И ты шла босая по битым стеклам,
Иногда не верила, что дойдешь,
Под снегами мерзла, дождями мокла,
Но носила в сердце другую дрожь.
Потому дошла и присела рядом,
И сказала робко: «Вот, я пришла»,
Посмотрела скромным и тихим взглядом
И спокойно сердце мне разожгла.
* * *
Если бы эти «если бы»
Шли по другому «да»,
Ты бы моей невестою
Не стала бы никогда.
Мы не зажили вместе бы,
Не родилась бы дочь,
Если бы эти «если бы»
Нам не смогли бы помочь.
Я написал все песни бы
Про разлуку и смерть,
А не про эти «если бы»,
Не про подаренный свет.
«Если бы» — это, ясли, вы
Перед пузатым «да»,
Были бы мы так счастливы?
Не были бы никогда.
* * *
И в пустыне есть оазисы,
Только это миражи.
Про невиданные заросли
Ты мне сказку расскажи.
Не напиться, не насытиться,
Да дырявый мой носок.
Замки из песка рассыплются,
И останется песок.
* * *
Поэзия не эпичнеет
До философского труда.
Элегичнеет, лиричнеет,
Не эпичнеет никогда.
И мы не будем эпичнеять,
И мы останемся детьми.
Балбесно будем чародеять
Своими дряхлыми костьми.
Андрей Торопов — поэт. Родился в 1978 году в городе Каменске-Уральском Свердловской области.
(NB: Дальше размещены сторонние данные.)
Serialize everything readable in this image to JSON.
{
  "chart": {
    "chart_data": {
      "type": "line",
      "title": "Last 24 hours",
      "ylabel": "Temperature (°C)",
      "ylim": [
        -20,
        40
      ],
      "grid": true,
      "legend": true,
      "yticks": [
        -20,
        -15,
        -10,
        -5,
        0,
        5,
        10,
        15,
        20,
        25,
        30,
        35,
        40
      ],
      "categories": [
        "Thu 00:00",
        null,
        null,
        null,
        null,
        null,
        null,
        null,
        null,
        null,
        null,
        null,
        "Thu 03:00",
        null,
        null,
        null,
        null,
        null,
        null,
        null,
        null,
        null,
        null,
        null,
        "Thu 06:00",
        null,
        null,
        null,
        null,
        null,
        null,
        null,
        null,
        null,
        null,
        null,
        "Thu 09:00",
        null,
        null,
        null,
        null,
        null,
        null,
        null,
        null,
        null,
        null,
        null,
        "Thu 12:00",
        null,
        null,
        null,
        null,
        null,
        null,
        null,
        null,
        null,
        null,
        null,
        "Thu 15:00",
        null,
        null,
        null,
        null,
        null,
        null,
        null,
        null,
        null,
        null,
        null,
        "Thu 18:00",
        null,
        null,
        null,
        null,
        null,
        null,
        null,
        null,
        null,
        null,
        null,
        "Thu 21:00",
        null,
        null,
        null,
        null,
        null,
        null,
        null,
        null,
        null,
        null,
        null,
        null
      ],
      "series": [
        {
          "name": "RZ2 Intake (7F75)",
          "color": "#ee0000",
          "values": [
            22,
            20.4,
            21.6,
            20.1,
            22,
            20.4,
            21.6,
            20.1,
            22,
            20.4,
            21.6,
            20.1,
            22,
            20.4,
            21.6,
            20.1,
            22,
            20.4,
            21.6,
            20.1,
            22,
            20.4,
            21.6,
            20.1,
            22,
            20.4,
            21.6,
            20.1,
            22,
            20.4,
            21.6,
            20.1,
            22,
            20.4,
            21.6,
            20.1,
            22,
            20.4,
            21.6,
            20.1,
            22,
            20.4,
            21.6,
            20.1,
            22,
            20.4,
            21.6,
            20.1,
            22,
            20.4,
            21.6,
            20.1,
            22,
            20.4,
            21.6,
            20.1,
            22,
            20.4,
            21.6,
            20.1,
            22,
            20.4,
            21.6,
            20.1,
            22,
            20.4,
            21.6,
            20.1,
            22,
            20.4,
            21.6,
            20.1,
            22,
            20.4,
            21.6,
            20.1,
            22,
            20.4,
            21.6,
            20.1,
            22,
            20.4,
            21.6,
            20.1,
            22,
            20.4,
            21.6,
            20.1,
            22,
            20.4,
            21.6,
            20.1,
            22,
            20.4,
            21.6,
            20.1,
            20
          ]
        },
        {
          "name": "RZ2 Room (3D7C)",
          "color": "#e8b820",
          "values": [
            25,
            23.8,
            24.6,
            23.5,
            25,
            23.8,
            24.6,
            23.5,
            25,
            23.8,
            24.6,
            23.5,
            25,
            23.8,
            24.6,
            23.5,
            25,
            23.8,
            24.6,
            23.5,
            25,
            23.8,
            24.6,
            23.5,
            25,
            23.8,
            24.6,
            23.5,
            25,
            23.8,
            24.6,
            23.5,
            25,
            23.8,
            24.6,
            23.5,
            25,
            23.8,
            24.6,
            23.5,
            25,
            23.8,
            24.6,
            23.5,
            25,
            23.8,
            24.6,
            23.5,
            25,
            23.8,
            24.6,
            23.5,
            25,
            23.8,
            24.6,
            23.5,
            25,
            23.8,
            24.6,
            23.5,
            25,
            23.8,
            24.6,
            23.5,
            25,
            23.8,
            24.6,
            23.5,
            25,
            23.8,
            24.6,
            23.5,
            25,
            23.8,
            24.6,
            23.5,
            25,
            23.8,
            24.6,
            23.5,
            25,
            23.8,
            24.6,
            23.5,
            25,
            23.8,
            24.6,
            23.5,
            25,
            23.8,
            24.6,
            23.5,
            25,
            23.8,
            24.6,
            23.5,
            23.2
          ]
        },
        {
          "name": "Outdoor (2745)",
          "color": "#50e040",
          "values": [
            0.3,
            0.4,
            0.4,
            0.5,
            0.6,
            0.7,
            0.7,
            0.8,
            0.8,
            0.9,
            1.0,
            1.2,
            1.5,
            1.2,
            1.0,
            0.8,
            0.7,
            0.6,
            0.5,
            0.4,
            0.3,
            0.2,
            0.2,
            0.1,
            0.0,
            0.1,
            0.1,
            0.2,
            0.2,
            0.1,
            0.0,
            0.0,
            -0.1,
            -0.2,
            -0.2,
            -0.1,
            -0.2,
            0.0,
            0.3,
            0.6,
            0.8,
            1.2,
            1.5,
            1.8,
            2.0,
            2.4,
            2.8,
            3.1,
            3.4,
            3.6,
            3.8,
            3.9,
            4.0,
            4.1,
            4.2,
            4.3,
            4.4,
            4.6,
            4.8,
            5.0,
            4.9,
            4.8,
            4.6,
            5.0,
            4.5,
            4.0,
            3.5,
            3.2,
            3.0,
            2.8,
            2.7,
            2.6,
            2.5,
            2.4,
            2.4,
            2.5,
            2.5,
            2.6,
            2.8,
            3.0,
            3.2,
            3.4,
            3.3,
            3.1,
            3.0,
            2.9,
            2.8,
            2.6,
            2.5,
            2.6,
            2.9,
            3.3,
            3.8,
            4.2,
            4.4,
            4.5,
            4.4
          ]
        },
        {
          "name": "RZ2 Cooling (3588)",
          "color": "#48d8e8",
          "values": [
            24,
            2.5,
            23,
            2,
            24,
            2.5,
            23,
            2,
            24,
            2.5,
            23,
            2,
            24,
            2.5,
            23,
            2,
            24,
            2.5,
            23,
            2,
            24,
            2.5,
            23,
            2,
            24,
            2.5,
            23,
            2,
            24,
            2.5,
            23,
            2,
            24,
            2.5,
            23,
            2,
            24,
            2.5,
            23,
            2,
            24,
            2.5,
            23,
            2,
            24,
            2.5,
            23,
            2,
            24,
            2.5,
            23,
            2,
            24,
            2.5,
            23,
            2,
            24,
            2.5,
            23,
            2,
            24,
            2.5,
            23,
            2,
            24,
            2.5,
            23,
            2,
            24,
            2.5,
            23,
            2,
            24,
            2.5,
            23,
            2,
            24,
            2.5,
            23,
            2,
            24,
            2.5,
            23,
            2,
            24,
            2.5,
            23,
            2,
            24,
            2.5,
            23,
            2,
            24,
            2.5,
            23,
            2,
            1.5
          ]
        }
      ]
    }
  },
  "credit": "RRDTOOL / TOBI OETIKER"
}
Окончил исторический факультет, аспирантуру Уральского госуниверситета, кандидат исторических наук, доцент, автор научных трудов по истории уральской промышленности. Стихи публиковались в журналах «Урал», «Дети Ра», «Зинзивер», «Новая реальность», «Воздух», «Белый ворон», «Байкал», в «Литературной газете», газете «Поэтоград» и др. Автор трех поэтических книг. Живет в Екатеринбурге. Работает главным специалистом в Управлении архивами Свердловской области.